Wednesday, October 01, 2008

Congress Gets Tough On Intellectual Property [United States]

Lawmakers have approved sweeping legislation that is designed to bolster the federal government's ability to protect patents, trademarks, and other intellectual property (IP). The bipartisan legislation, the Prioritizing Resources & Organization for Intellectual Property Act (S. 3325), passed the Senate by unanimous consent on Sept. 26 and cleared the House by a vote of 381-41 two days later.
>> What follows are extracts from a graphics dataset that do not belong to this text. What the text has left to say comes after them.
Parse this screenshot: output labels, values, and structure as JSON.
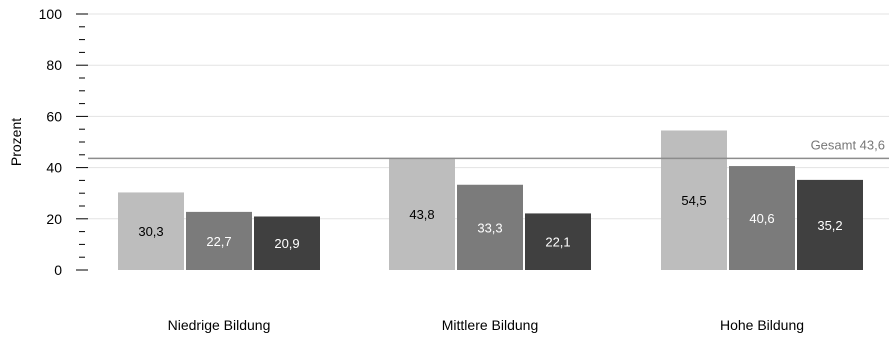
{
  "chart_data": {
    "type": "bar",
    "categories": [
      "Niedrige Bildung",
      "Mittlere Bildung",
      "Hohe Bildung"
    ],
    "series": [
      {
        "values": [
          30.3,
          43.8,
          54.5
        ],
        "labels": [
          "30,3",
          "43,8",
          "54,5"
        ],
        "color": "#bdbdbd",
        "label_color": "#000000"
      },
      {
        "values": [
          22.7,
          33.3,
          40.6
        ],
        "labels": [
          "22,7",
          "33,3",
          "40,6"
        ],
        "color": "#7b7b7b",
        "label_color": "#ffffff"
      },
      {
        "values": [
          20.9,
          22.1,
          35.2
        ],
        "labels": [
          "20,9",
          "22,1",
          "35,2"
        ],
        "color": "#404040",
        "label_color": "#ffffff"
      }
    ],
    "ylabel": "Prozent",
    "xlabel": "",
    "ylim": [
      0,
      100
    ],
    "yticks": [
      0,
      20,
      40,
      60,
      80,
      100
    ],
    "reference_line": {
      "value": 43.6,
      "label": "Gesamt 43,6",
      "color": "#8c8c8c"
    },
    "grid": true,
    "gridline_color": "#e3e3e3"
  }
}
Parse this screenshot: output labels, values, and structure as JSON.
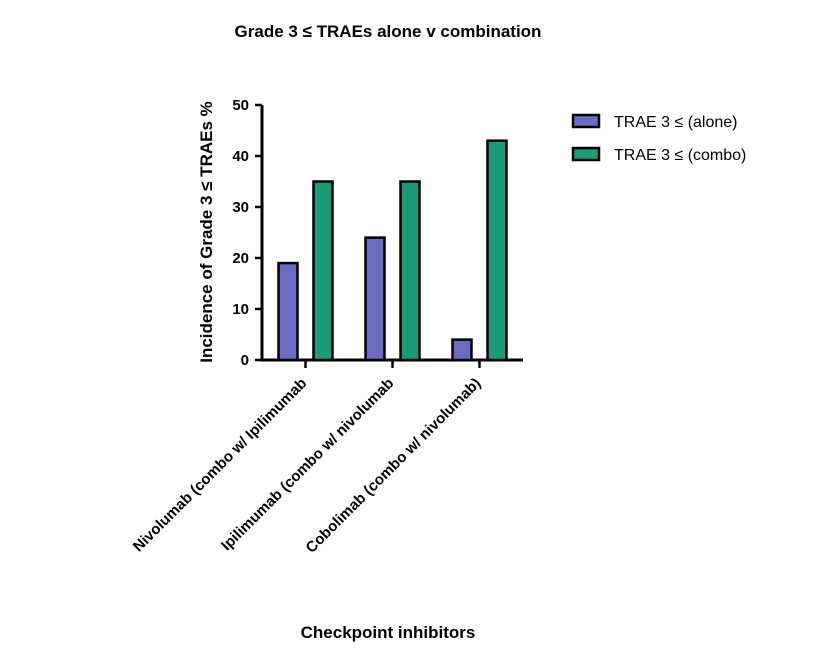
{
  "chart_data": {
    "type": "bar",
    "title": "Grade 3 ≤ TRAEs alone v combination",
    "xlabel": "Checkpoint inhibitors",
    "ylabel": "Incidence of Grade 3 ≤ TRAEs %",
    "categories": [
      "Nivolumab (combo w/ Ipilimumab",
      "Ipilimumab (combo w/ nivolumab",
      "Cobolimab (combo w/ nivolumab)"
    ],
    "series": [
      {
        "name": "TRAE 3 ≤ (alone)",
        "values": [
          19,
          24,
          4
        ],
        "color": "#6b6bc4"
      },
      {
        "name": "TRAE 3 ≤ (combo)",
        "values": [
          35,
          35,
          43
        ],
        "color": "#1a9a79"
      }
    ],
    "ylim": [
      0,
      50
    ],
    "yticks": [
      0,
      10,
      20,
      30,
      40,
      50
    ],
    "legend_position": "top-right",
    "grid": false
  }
}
The bill significantly toughens civil and criminal laws against counterfeiting and piracy, provides law enforcement agencies with increased funding for investigations and prosecutions, and creates a new White House office of IP enforcement coordinator.
"IP makes up some of the most valuable and most vulnerable property we have," Senate Judiciary Committee Chairman Patrick Leahy (D-Vt.) said in a statement. "We need to do more to protect it from theft and abuse if we hope to continue being a world leader in innovation."
The bill is strongly supported by pharmaceutical companies, manufacturers, and others in the business community. "This is a win for both parties and, more important, for America's innovators, workers whose jobs rely on IP, and consumers who depend on safe and effective products," U.S. Chamber of Commerce President and Chief Executive Officer Thomas J. Donohue says.
It's unclear whether President George W. Bush will sign the legislation into law because the Administration opposes the provision that creates a new Cabinet-level post for IP coordination. According to the bill, the IP coordinator will be chair of an interagency committee tasked with devising a worldwide strategic plan to combat piracy and counterfeiting. However, in a joint letter sent to the leaders of the Senate Judiciary Committee on Sept. 23, the Justice and Commerce Departments says the establishment of an IP coordinator within the Executive Office of the President (EOP) is "objectionable" on constitutional grounds as a violation of separation of powers.
"While the Administration has been a longtime supporter of strong inter-agency coordination...the statutory creation of an EOP coordinator with the duties described in the bill constitutes a legislative intrusion into the internal structure and composition of the President's Administration," the letter states.